Ceci a été ajouté par le vice-président Négociations avec l’Iran devrait être autorisé à jouer. “Voyons si les actions de l’Iran correspondent vraiment aux paroles de l’Iran”, a-t-il déclaré, demandant aux responsables israéliens de reconnaître les États-Unis comme étant un “partenaire de confiance de longue date du gouvernement israélien”.
Cliquez ici pour lire le texte intégral de la note, lue mercredi par un responsable américain.
Vance a été le visage de la diplomatie iranienne de l’administration Trump ces derniers jours, en tant que leader et leader des négociations. Le visage public du mémorandum américano-iranien de perception.
Il a également exprimé sa consternation à l’égard d’Israël et du Premier ministre Benjamin Netanyahu, affirmant que les intérêts des États-Unis et d’Israël ne s’alignent pas toujours et que le Premier ministre a fait quelque chose de mal. Les alliés de Netanyahu ont depuis critiqué l’accord Vance.
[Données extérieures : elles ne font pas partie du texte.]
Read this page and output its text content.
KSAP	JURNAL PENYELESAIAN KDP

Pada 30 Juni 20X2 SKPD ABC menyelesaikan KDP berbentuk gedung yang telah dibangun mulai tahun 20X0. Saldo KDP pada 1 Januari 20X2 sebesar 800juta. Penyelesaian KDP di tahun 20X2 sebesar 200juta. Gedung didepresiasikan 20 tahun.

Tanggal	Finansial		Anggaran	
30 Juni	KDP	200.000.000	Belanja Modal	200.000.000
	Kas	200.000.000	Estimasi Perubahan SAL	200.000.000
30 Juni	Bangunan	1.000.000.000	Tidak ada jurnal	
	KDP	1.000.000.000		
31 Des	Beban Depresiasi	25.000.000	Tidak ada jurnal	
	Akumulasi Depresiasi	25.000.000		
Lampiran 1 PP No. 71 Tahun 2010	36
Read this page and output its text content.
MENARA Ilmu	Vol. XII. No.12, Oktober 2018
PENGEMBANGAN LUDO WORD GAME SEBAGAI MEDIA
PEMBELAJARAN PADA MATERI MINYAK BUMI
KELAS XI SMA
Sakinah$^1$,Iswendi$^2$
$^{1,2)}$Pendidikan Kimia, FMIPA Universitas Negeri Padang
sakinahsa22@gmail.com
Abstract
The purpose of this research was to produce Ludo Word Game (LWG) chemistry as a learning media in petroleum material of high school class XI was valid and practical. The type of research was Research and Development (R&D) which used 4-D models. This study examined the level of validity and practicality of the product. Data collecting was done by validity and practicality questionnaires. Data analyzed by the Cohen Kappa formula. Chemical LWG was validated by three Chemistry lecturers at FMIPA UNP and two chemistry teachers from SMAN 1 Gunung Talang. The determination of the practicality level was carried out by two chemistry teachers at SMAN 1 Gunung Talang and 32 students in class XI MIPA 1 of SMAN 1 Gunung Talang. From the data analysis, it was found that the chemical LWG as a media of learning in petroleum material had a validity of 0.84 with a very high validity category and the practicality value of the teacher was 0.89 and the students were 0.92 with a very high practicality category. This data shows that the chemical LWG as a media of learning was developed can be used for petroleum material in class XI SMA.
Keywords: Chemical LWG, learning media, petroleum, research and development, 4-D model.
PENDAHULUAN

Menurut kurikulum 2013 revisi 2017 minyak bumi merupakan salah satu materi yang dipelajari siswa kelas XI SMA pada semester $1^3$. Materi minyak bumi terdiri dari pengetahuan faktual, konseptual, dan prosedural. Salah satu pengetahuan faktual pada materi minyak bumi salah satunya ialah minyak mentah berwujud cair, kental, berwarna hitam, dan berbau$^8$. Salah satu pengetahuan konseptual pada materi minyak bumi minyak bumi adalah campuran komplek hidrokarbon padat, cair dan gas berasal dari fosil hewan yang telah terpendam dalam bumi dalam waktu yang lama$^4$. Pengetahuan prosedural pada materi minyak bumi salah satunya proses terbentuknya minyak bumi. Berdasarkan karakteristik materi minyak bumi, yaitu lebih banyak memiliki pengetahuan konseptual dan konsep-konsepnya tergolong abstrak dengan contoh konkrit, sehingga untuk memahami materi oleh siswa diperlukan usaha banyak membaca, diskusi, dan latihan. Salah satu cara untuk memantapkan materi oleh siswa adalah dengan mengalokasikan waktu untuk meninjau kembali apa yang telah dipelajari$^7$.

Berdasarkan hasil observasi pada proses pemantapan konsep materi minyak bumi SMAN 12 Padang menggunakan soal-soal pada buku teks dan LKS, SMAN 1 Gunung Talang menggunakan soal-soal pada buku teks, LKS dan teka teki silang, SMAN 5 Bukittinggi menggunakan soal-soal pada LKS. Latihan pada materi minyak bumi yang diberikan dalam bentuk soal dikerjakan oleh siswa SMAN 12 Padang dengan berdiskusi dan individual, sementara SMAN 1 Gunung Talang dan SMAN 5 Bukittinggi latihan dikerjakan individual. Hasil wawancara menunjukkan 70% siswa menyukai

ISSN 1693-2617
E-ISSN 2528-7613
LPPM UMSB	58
Selon le vice-président, les États-Unis continuent de maintenir un levier financier sur l’Iran. “Le président des États-Unis ou le secrétaire au Trésor devraient lever toutes ces sanctions”, a-t-il déclaré au Times. “Pensez-vous vraiment que nous allons assouplir nos sanctions contre le système iranien s’il continue à financer des organisations terroristes ?”

“Toute cette folie en Israël est un peu étrange parce que je pense qu’elle vient d’un lieu de méfiance”, a déclaré Vance à Douthat, ajoutant que les États-Unis ont gagné la confiance des pays de la région.
Il a déclaré à Israël : « Je ne pense pas que les preuves soutiennent l’idée que ce pays et ce gouvernement ont fait un très bon travail et que nous avons obtenu un accord épouvantable. »
L’Iran a commencé à mettre en œuvre certaines parties de l’accord, a déclaré Vance au Times. “Le détroit d’Ormuz a été ouvert immédiatement”, a-t-il déclaré, soulignant que mercredi soir, “les Iraniens n’ont pas tiré sur des véhicules commerciaux dans le détroit d’Ormuz, première nuit de plus de 100 jours de conflit”.
Le vice-président a déclaré qu’il y avait un conflit en Iran sur la date à laquelle l’accord serait officialisé, mais a noté que les États-Unis avaient vu “une sorte d’unification avec les extrémistes et les pragmatiques” derrière l’idée d’un accord de paix.
“Il y a des victoires très importantes dans le mémorandum, mais les grandes victoires sont en grande partie conditionnelles. Elles dépendent de la question de savoir si les Iraniens changent réellement leur comportement vis-à-vis de la région”, a déclaré Vance à Douthat.
Lorsqu’on lui a demandé si l’Iran avait accepté de détruire ses stocks d’uranium enrichi, Vance a répondu que l’accord prévoyait « des méthodes minimales pour détruire » ce matériau, mais a déclaré qu’il ne s’agissait pas d’un « serment de sang ».

Selon le vice-président, l’armée iranienne a été détruite ainsi que le programme nucléaire de la République islamique. “Ils n’ont pas encore la capacité d’enrichir ou de stocker de l’uranium. Les installations qu’ils ont construites sont désormais ensevelies sous les décombres”, a-t-il déclaré.
Le y compris les avantages économiques Dans cet accord, a déclaré Vance, les Iraniens devaient « (transformer) fondamentalement leur pays ».
Le vice-président a également souligné que la guerre en Iran avait modifié l’approche du régime en matière de négociations. “Ils nous parlent d’une manière qui, je pense, n’entretient pas de relations diplomatiques avec le système iranien depuis longtemps”, a-t-il déclaré.